Predictive intelligence has been highlighted as a key priority for 2026. How prepared are Indian enterprises in this area?

Indian enterprises are at different stages of maturity when it comes to IT preparedness. While there has been consistent investment in IT systems, organisations are understandably cautious and ROI-driven.

Predictive intelligence is becoming essential in the AI era. Systems must be capable of predicting threats and risks before they materialise. While there is room for improvement, enterprises are increasingly aware of this need and are actively exploring solutions.

Whether business priorities and budgets allow immediate adoption varies across organisations, but the direction is clear.

As we move into the next year, what are your key recommendations for enterprises looking to modernise identity security?
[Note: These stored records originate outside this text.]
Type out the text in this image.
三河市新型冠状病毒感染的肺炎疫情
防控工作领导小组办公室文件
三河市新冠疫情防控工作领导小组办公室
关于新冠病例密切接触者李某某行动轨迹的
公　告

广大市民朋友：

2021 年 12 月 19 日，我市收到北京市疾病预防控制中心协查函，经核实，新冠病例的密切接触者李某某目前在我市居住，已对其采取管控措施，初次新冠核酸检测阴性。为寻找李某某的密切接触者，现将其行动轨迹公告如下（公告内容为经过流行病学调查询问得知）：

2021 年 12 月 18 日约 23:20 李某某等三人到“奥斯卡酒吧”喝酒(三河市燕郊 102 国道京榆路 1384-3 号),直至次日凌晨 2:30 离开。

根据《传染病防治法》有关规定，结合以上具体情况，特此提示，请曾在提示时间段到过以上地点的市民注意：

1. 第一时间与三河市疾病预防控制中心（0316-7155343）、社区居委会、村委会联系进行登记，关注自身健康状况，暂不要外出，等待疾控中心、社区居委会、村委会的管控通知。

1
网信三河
Enterprises must focus on full coverage—covering all identity types, all applications, all infrastructure, and all data sources. Hackers ultimately target data, whether structured or unstructured.

If organisations achieve visibility across identities, applications, and data, they effectively create a secure wrapper around the enterprise. This is especially critical as AI agents transition rapidly from concept to reality.

AI is coming very fast, and enterprises must be prepared. Granular visibility into every access event, what type of access was granted, and what was done with that access is essential.

The more visibility an organisation has, the better prepared it will be—not just for identity security, but for overall digital trust and accountability.